Assessores próximos da presidente confirmam que ela nunca recebeu nenhum documento da Abin tratando do Paraguai e foi informada apenas no Rio de Janeiro. Dilma embarcou para a reunião do G-20 no México em 17 de junho, dois dias depois das mortes no Paraguai que desencadearam o derradeiro processo de impeachment contra Lugo. Nesse ponto, Elito já tinha nas mãos o primeiro relatório da Abin. O general ficou no Brasil e não procurou a presidente durante o encontro no México.

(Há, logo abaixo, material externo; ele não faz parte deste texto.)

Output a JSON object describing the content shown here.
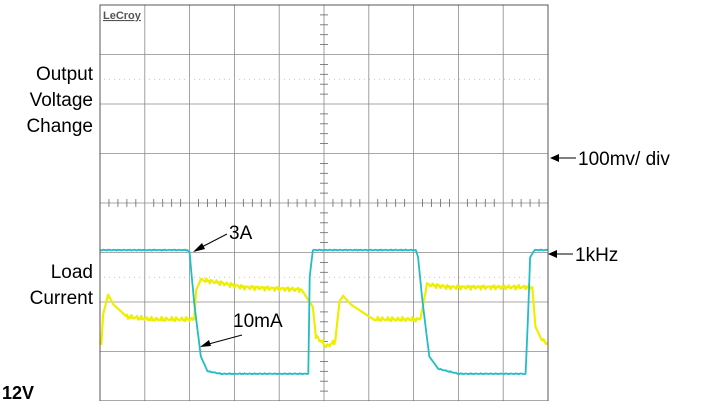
{
  "chart_data": {
    "type": "line",
    "brand": "LeCroy",
    "bottom_left_text": "12V",
    "trace_colors": {
      "voltage": "#eeee00",
      "current": "#22bcc8"
    },
    "grid_color": "#8a8a8a",
    "x_divisions": 10,
    "y_divisions": 8,
    "series": [
      {
        "name": "Output Voltage Change",
        "label_lines": [
          "Output",
          "Voltage",
          "Change"
        ],
        "color": "#eeee00",
        "x_div": [
          0,
          0.03,
          0.07,
          0.18,
          0.3,
          0.6,
          1.15,
          2.1,
          2.15,
          2.25,
          2.6,
          3.2,
          4.5,
          4.75,
          4.82,
          4.95,
          5.05,
          5.25,
          5.35,
          5.45,
          5.6,
          6.1,
          6.7,
          7.15,
          7.3,
          7.8,
          8.5,
          9.65,
          9.72,
          9.85,
          10
        ],
        "y_div": [
          1.15,
          1.15,
          1.75,
          2.15,
          1.95,
          1.7,
          1.65,
          1.65,
          2.25,
          2.45,
          2.4,
          2.3,
          2.25,
          1.9,
          1.3,
          1.2,
          1.1,
          1.2,
          2.05,
          2.1,
          1.95,
          1.65,
          1.65,
          1.65,
          2.35,
          2.3,
          2.3,
          2.3,
          1.5,
          1.25,
          1.15
        ]
      },
      {
        "name": "Load Current",
        "label_lines": [
          "Load",
          "Current"
        ],
        "color": "#22bcc8",
        "x_div": [
          0,
          1.95,
          2.0,
          2.1,
          2.25,
          2.4,
          2.7,
          3.5,
          4.65,
          4.68,
          4.75,
          4.85,
          7.05,
          7.1,
          7.2,
          7.35,
          7.55,
          8.0,
          9.5,
          9.55,
          9.6,
          9.7,
          10
        ],
        "y_div": [
          3.05,
          3.05,
          3.0,
          2.0,
          0.9,
          0.6,
          0.55,
          0.55,
          0.55,
          2.5,
          3.05,
          3.05,
          3.05,
          2.9,
          2.0,
          0.9,
          0.65,
          0.55,
          0.55,
          1.6,
          2.9,
          3.05,
          3.05
        ]
      }
    ],
    "annotations": [
      {
        "text": "3A"
      },
      {
        "text": "10mA"
      },
      {
        "text": "100mv/ div"
      },
      {
        "text": "1kHz"
      }
    ]
  }
}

Envolvida com as negociações do G20 e também com a Rio +20, onde o chanceler Antonio Patriota negociava o acordo final da Conferência, Dilma também não teria tomado conhecimento das informações repassadas pelo Itamaraty. Nos dias que antecederam o processo político, o embaixador brasileiro em Assunção, Eduardo dos Santos, conversou diversas vezes com o assessor especial da Presidência, Marco Aurélio Garcia, por telefone. Também os relatórios sobre a crise preparados pela embaixada no Paraguai foram repassados pelo Itamaraty à assessoria especial. Aparentemente, essas informações não chegaram a Dilma. Nem mesmo no Palácio do Planalto há uma explicação para isso, já que Marco Aurélio viajou com a presidente para o México.
As informações coletadas pela Abin e pelo Itamaraty apontavam no mesmo caminho: apesar de ter enfrentado até aquele momento 23 processos políticos que não tiveram sucesso, a situação no Paraguai havia mudado e uma nova ação poderia prosperar. Depois das mortes no campo, quando Lugo mudou o comando do Ministério do Interior, a avaliação dos dois órgãos foi de que o então presidente tinha perdido o apoio político que lhe restara no Congresso e não teria votos para segurar um novo pedido de impeachment, o que realmente aconteceu. Lugo perdeu a votação na Câmara por 73 a 1. No Senado, onde foi definida a cassação, foi derrotado por 39 a 4.
Uma das teorias levantadas no Planalto para que os assessores da presidente não tenham se preocupado em informá-la do que acontecia foi o fato de que aquele foi o 24.º pedido de impeachment e, dado o fracasso dos anteriores, havia impressão de que seguiria o mesmo caminho.
Em resposta a várias perguntas enviadas pelo Estado, a Assessoria de Comunicação da Presidência respondeu, por e-mail, que a presidente "recebeu dos órgãos pertinentes informes regulares e tempestivos, tendo-se mantido atualizada em todos os seus desdobramentos e antecedente". A nota também informa que Dilma mantém contatos diários com Elito, mas não confirmou a existência de relatórios da Abin alegando serem de "natureza sigilosa".